According to McKinsey and Company, there are two possible economic scenarios coming out of the COVID-19 crisis. The first scenario is a delayed recovery. In this scenario, social distancing and increased testing works. The virus proves to be seasonal, public sentiment becomes more optimistic by mid-May. When the virus returns in the fall/winter, we are better prepared to deal with it. The economic impact of this scenario results in a second-quarter recession lasting through the third quarter with a decrease in consumer and business spending. The economic downturn will cause increased unemployment and layoffs, and an increase in corporate bankruptcies. Low interest rates and monetary policies will do little to help. The impact on freight will be strong with lower Carrier volumes and increased carrier bankruptcies.

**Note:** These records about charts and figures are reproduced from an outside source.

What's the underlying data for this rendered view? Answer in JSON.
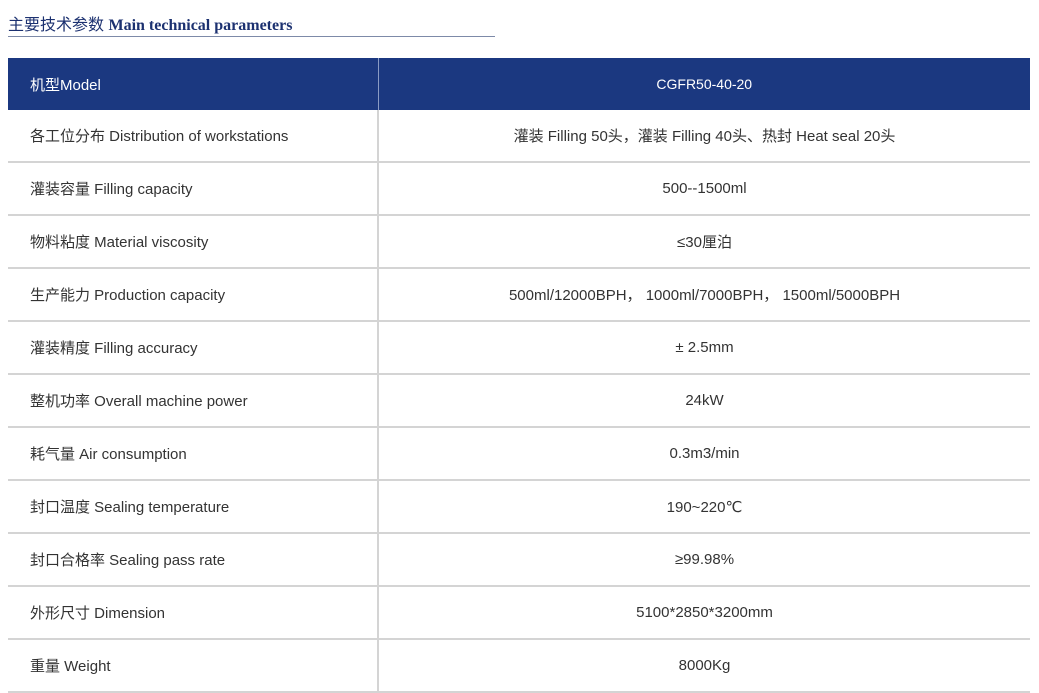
{
  "heading": {
    "zh": "主要技术参数",
    "en": "Main technical parameters"
  },
  "table": {
    "header": {
      "label": "机型Model",
      "value": "CGFR50-40-20"
    },
    "rows": [
      {
        "label": "各工位分布 Distribution of workstations",
        "value": "灌装 Filling 50头，灌装 Filling 40头、热封 Heat seal 20头"
      },
      {
        "label": "灌装容量 Filling capacity",
        "value": "500--1500ml"
      },
      {
        "label": "物料粘度 Material viscosity",
        "value": "≤30厘泊"
      },
      {
        "label": "生产能力 Production capacity",
        "value": "500ml/12000BPH， 1000ml/7000BPH， 1500ml/5000BPH"
      },
      {
        "label": "灌装精度 Filling accuracy",
        "value": "± 2.5mm"
      },
      {
        "label": "整机功率 Overall machine power",
        "value": "24kW"
      },
      {
        "label": "耗气量 Air consumption",
        "value": "0.3m3/min"
      },
      {
        "label": "封口温度 Sealing temperature",
        "value": "190~220℃"
      },
      {
        "label": "封口合格率 Sealing pass rate",
        "value": "≥99.98%"
      },
      {
        "label": "外形尺寸 Dimension",
        "value": "5100*2850*3200mm"
      },
      {
        "label": "重量 Weight",
        "value": "8000Kg"
      }
    ]
  },
  "colors": {
    "header_bg": "#1b3880",
    "title": "#1c3170",
    "row_line": "#d4d4d4"
  }
}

In the second scenario, weak adoption of social distancing, slow testing rates, and the viruses' lack of seasonality results in the virus not peaking in the U.S. until May. In this scenario, the virus will continue to impact African and Asian countries as it spreads throughout the year. The economic impact of this scenario results in consumers continuing to cut spending for the remainder of 2020. Layoffs and corporate bankruptcies will continue to rise throughout the year. The banking sector will suffer distress that could reach levels of the 2008 global financial crisis. Fiscal and Economic policies will have little impact. Recovery will not start until the second quarter of 2021. This scenario will result in a stronger impact on freight with imports and exports dropping and consumer and business demand falling severely resulting in decreasing freight volume for the next year.

Regardless of which scenario plays out domestic freight is in for a rocky ride in the near future and logistic companies should plan accordingly.